IFFT taking orders of magnitude more than FFT

Question

I'm trying to resample a 1-D signal using an FFT method (basically, the one from scipy.signal). However, the code is taking forever to run, even though my input signal is a power of two in length. After looking at profiling, I found the root of the problem.

Basically, this method takes an FFT, then removes part of the fourier spectrum, then takes an IFFT to bring it back to the time domain at a lower sampling rate.

The problem is that that the IFFT is taking far longer to run than the FFT:

ncalls tottime percall cumtime percall filename:lineno(function) 1 6263.996 6263.996 6263.996 6263.996 basic.py:272(ifft) 1 1.076 1.076 1.076 1.076 basic.py:169(fft)

I assume that this has something to do with the amount of fourier points remaining after the cutoff.
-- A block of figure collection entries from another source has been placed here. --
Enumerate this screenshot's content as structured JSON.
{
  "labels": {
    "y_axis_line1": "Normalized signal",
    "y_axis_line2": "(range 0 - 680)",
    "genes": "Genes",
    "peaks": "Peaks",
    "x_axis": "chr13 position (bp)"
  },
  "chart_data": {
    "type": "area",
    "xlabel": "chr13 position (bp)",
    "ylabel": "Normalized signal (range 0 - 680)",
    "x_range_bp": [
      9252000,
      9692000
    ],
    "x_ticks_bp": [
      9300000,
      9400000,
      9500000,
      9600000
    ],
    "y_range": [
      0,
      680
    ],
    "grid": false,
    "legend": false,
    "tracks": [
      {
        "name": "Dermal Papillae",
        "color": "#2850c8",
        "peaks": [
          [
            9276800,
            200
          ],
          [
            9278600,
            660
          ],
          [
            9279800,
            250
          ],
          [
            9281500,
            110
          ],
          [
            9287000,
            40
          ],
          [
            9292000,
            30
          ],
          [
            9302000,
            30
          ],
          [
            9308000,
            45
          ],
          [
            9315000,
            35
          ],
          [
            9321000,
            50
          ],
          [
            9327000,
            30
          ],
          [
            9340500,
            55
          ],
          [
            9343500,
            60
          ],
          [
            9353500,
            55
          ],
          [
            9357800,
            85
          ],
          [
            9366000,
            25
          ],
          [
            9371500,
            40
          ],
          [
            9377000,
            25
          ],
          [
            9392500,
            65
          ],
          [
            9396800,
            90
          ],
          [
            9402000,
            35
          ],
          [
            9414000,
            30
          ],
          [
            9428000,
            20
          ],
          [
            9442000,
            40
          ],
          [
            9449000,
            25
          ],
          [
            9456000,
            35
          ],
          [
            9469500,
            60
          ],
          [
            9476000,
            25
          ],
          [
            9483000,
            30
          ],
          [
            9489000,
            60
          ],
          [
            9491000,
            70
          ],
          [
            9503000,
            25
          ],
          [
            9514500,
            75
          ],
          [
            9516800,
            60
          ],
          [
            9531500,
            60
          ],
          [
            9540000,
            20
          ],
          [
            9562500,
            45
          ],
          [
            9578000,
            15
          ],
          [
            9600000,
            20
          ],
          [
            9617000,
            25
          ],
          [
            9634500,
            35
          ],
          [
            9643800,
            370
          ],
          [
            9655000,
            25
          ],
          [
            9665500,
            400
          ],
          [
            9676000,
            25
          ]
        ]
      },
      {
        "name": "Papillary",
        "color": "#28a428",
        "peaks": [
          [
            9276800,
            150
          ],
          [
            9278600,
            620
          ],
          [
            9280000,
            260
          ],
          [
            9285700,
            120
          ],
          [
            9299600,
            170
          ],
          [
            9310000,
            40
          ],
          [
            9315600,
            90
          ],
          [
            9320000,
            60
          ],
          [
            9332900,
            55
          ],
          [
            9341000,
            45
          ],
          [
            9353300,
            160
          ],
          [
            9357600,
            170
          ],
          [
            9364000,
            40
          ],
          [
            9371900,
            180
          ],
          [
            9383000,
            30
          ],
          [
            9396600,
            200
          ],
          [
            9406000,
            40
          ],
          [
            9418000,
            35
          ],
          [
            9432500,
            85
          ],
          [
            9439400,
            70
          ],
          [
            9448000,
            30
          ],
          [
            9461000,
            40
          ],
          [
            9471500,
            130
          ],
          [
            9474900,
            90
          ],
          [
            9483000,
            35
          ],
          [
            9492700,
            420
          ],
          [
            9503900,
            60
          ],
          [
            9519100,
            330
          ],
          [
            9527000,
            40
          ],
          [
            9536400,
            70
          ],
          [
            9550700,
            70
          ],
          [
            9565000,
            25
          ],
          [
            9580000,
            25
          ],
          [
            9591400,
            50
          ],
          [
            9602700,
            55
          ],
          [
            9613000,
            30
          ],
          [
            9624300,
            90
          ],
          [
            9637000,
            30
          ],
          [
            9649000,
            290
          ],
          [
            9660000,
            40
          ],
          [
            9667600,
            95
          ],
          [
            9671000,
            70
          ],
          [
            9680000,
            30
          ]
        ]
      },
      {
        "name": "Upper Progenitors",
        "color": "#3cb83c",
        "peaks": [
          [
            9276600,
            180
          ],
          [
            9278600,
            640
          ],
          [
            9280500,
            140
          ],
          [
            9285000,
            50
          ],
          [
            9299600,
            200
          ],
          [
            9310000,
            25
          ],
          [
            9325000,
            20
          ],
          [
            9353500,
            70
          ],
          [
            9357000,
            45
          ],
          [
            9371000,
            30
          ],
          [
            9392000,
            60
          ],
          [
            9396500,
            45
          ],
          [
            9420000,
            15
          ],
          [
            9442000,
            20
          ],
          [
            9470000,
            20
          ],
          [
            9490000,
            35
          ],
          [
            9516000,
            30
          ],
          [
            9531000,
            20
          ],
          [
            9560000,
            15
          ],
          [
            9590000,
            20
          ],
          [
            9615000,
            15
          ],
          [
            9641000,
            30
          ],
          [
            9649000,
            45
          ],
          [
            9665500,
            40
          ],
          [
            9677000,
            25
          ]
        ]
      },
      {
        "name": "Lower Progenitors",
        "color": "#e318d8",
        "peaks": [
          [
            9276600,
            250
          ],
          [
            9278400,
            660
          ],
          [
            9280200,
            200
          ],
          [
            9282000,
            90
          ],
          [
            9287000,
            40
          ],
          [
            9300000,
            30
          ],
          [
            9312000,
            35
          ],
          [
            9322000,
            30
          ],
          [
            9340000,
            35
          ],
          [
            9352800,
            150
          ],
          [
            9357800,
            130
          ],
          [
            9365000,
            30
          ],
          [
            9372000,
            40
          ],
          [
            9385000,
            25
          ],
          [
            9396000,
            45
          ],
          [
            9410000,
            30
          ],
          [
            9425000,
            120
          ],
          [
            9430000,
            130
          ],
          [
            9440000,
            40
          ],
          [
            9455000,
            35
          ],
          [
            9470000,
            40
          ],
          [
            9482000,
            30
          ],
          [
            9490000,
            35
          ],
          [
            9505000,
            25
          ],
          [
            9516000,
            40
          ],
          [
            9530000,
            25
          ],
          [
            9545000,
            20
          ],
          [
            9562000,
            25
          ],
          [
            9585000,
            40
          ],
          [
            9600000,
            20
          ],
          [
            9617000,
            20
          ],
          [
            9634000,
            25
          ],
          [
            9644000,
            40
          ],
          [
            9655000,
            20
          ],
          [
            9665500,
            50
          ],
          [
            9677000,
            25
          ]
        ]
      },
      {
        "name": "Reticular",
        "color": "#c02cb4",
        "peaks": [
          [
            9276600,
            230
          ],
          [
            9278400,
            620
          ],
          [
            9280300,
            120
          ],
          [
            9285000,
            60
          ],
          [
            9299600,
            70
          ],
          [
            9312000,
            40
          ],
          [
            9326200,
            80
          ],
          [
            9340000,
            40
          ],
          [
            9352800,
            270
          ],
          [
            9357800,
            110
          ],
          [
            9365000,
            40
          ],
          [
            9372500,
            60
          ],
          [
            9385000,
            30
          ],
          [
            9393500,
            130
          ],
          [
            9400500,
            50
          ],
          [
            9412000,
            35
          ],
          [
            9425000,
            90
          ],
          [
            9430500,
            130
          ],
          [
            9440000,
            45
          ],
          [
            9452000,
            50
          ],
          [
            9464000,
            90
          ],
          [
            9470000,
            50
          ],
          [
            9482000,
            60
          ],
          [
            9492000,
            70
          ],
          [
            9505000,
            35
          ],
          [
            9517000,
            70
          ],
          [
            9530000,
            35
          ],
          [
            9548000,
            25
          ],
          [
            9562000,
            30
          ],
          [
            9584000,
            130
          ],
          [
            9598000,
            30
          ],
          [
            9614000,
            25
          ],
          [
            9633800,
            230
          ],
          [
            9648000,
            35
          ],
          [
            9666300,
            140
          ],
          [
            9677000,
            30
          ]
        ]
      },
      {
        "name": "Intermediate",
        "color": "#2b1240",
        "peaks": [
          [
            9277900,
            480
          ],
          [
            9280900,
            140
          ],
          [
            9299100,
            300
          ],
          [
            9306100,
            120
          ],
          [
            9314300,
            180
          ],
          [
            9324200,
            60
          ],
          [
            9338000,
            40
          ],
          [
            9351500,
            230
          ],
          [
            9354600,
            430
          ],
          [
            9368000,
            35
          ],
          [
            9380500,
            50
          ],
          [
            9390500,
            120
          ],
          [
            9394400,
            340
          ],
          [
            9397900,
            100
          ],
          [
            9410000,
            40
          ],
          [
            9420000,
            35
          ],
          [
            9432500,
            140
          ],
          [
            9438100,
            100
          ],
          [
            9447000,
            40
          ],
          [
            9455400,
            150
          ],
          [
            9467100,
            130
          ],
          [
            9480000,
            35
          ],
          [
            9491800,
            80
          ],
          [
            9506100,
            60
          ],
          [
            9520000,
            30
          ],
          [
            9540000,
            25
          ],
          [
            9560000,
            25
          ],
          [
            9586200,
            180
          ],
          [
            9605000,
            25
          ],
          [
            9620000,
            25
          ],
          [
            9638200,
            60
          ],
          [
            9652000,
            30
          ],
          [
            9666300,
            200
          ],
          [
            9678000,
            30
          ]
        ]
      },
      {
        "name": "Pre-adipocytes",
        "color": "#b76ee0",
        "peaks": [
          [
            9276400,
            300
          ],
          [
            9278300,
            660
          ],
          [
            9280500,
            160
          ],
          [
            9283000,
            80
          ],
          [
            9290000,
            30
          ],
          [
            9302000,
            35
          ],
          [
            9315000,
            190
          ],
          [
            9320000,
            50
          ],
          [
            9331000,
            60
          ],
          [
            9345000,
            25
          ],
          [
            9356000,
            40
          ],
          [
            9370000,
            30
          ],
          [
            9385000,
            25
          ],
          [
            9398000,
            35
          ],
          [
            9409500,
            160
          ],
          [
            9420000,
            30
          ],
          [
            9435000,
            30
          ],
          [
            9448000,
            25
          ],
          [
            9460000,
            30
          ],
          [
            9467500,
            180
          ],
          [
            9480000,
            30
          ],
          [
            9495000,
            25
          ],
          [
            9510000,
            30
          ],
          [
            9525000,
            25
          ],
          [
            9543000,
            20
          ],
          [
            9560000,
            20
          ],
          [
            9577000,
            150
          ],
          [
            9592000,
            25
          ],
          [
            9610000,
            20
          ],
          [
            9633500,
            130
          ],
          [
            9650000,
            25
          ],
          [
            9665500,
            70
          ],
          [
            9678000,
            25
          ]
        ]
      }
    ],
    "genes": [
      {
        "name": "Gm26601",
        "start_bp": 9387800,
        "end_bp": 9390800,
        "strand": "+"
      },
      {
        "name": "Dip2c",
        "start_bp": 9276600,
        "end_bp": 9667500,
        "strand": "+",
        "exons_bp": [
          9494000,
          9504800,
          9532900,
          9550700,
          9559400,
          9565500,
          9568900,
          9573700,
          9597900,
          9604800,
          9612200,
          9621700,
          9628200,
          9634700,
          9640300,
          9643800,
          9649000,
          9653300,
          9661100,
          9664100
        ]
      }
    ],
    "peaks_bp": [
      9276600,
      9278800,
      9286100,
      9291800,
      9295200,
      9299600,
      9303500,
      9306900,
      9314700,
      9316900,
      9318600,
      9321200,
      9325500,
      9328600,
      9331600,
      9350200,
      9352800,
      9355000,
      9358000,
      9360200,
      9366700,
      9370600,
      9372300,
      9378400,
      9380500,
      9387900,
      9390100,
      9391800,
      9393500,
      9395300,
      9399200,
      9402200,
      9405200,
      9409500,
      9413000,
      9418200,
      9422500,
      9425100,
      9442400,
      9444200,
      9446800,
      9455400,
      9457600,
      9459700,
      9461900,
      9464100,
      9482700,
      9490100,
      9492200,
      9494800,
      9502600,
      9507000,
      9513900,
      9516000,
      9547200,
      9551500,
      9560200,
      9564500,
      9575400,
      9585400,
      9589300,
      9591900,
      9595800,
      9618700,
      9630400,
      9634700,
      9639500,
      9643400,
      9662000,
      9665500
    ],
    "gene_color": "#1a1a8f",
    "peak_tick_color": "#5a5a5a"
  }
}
That said, this is an incredible slowdown so I want to make sure that:

A. This behavior is semi-reasonable and isn't definitely a bug. B. What could I do to avoid this problem and still downsample effectively.
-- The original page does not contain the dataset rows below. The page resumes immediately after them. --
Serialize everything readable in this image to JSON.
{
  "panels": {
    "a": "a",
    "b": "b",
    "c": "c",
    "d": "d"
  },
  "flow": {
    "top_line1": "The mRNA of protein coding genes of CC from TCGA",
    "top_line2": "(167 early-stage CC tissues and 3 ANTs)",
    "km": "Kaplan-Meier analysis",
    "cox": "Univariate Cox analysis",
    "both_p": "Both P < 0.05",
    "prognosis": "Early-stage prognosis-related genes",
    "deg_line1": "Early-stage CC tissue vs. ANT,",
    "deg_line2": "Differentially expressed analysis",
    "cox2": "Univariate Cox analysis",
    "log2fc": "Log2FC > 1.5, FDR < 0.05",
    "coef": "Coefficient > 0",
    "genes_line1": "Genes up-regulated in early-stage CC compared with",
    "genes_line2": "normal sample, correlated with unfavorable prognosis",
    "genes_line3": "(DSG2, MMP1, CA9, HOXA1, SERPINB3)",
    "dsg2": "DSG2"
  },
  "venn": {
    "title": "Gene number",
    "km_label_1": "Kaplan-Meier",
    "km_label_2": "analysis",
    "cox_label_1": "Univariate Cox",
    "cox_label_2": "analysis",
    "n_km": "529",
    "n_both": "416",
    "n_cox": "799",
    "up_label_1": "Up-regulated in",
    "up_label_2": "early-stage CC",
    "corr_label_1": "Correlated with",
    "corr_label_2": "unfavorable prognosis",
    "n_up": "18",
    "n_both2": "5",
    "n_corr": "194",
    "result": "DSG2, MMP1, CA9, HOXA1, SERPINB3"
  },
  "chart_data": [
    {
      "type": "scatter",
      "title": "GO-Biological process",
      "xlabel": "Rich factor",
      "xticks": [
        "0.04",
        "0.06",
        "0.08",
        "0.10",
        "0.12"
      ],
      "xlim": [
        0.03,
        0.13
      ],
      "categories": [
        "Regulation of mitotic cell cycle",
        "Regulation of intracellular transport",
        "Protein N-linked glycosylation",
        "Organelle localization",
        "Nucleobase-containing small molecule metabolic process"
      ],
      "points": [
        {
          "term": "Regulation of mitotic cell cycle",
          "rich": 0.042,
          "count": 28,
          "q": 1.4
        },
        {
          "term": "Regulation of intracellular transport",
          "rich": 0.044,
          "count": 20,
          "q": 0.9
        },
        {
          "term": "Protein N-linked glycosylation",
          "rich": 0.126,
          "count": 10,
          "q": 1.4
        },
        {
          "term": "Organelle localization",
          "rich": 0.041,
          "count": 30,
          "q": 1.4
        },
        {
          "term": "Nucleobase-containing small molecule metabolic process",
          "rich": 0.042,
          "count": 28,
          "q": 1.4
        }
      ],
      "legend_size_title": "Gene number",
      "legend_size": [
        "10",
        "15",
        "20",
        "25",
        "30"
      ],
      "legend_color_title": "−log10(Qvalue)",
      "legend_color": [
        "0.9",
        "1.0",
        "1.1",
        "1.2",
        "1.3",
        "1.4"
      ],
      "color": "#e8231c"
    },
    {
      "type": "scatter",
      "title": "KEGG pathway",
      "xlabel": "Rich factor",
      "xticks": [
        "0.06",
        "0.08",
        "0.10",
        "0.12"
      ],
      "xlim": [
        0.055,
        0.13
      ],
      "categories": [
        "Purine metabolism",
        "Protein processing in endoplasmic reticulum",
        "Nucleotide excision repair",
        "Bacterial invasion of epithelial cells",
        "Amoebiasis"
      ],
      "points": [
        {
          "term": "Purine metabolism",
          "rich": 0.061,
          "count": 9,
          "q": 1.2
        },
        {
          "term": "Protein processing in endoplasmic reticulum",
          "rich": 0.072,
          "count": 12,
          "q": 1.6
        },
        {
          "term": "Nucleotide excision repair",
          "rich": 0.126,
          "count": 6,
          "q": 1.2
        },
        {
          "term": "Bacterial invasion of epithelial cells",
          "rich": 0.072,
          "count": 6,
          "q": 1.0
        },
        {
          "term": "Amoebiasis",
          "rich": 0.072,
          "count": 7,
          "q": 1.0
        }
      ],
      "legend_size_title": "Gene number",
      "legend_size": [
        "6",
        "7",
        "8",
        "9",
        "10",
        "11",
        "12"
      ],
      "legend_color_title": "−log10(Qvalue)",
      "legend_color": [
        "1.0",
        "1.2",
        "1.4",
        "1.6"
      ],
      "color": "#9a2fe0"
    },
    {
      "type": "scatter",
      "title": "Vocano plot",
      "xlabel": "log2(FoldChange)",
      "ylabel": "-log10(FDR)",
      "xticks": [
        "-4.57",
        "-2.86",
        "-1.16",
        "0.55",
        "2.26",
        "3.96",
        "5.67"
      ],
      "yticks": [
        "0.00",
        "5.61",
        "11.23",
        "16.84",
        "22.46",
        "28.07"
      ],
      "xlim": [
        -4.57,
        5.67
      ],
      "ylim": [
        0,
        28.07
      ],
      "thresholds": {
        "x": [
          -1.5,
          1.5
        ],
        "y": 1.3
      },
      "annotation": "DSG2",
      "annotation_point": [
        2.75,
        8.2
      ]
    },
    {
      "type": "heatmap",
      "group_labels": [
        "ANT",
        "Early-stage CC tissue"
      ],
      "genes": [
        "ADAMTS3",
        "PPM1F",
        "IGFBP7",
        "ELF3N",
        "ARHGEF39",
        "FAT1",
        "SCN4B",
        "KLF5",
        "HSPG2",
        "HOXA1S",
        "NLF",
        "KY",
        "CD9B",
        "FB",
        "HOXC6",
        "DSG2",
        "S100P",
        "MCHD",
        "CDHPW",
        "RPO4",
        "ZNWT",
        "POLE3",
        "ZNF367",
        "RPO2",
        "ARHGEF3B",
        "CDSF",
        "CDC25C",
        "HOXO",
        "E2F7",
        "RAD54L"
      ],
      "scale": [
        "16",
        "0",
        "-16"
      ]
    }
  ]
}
Right now I can pad my input signal to a power of two in order to make the FFT run really quickly, but not sure how to do the same kind of thing for the reverse operation. I didn't even realize that this was an issue for IFFTs :P

Answer 1

If your IFFT's length is different from that of the FFT, and the length of the IFFT isn't composed of only very small prime factors (2,3,etc.), then the efficiency can drop off significantly.

Thus, this method of resampling is only efficient if the two sample rates are different by ratios with small prime factors, such as 2, 3 and 7 (hint).